Hofstadter-Herman Visualization as a Diagnostic Tool for Systematic Effects in Electromagnetic Form Factor Extractions
Tyler Williams, Jennifer Rittenhouse West, Douglas W. Higinbotham, Fatiha Benmokhtar
TL;DR
The paper tackles the problem of reliably extracting proton electric and magnetic form factors $G_E(Q^2)$ and $G_M(Q^2)$ from elastic $ep$ scattering, highlighting limitations of the traditional Rosenbluth separation. It introduces Hofstadter–Herman visualization in Sachs space to plot bands of $G_E^2$ versus $G_M^2$ and demonstrates its diagnostic power by reanalyzing the 1994 SLAC data, uncovering normalization-related tensions that are not obvious in standard plots. The study shows that a small normalization shift (about 4% at $1.6$ GeV) can move measurements away from the region favored by modern global fits, whereas the unnormalized data may align better with those fits, illustrating the method's utility for data vetting before global analyses.

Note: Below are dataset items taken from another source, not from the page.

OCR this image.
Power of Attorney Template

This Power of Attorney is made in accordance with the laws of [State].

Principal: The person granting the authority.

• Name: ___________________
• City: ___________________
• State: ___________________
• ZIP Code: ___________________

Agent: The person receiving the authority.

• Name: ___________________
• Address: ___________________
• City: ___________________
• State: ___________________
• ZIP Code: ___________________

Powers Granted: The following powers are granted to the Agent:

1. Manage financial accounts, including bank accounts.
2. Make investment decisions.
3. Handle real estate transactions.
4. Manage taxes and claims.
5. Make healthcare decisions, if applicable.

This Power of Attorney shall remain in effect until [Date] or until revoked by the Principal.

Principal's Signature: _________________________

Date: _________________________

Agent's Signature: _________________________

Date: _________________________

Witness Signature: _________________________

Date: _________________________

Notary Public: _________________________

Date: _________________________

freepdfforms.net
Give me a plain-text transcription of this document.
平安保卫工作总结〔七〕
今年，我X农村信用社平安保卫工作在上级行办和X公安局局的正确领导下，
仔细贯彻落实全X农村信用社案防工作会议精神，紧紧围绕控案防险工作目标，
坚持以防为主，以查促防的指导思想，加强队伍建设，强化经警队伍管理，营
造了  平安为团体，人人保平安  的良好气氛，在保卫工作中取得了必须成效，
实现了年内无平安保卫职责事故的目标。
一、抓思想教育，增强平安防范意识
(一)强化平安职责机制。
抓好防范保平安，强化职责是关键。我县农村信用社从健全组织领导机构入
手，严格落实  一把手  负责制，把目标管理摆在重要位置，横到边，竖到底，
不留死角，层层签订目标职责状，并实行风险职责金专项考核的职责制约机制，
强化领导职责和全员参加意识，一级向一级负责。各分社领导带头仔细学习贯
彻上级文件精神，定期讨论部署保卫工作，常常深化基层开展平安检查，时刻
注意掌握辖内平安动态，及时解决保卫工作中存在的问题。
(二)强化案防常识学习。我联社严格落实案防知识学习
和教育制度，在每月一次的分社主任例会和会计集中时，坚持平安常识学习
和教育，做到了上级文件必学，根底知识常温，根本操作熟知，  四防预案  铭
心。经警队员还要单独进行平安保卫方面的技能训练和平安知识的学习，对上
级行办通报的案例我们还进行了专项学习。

The findings advocate adopting geometry-based, band-intersection visualizations at future facilities such as the Electron–Ion Collider to improve cross-checks, flag biases early, and enhance the reliability of form-factor extractions.
Abstract
The internal charge and magnetization distributions of the proton are characterized by electromagnetic form factors GE and GM. They are experimentally extracted via Rosenbluth separation, which measures the elastic scattering of electrons and protons at multiple beam energies and angles at fixed momentum transfer Q2. Conventionally, form factor values are obtained by plotting reduced cross sections against the virtual photon polarization parameter epsilon and then extracting the slope and intercept of the best fit lines. An alternative visualization method, proposed by Hofstadter and Herman in 1960, plots GM2 vs. GE2 curves instead. The best fit values of GE2 and GM2 are immediately visible from the intersection region of the curves and their uncertainty bands. In this work, we apply both conventional and Hofstadter-Herman visualizations to classic 1994 SLAC elastic scattering data. We demonstrate that the Hofstadter-Herman method reveals previously obscured regions of form factor parameter space and highlights subtle experimental discrepancies among data sets. Our results motivate adopting this visualization method as a routine diagnostic cross-check at the Electron-Ion Collider and elsewhere to flag normalization shifts and related adjustments before they enter global fits.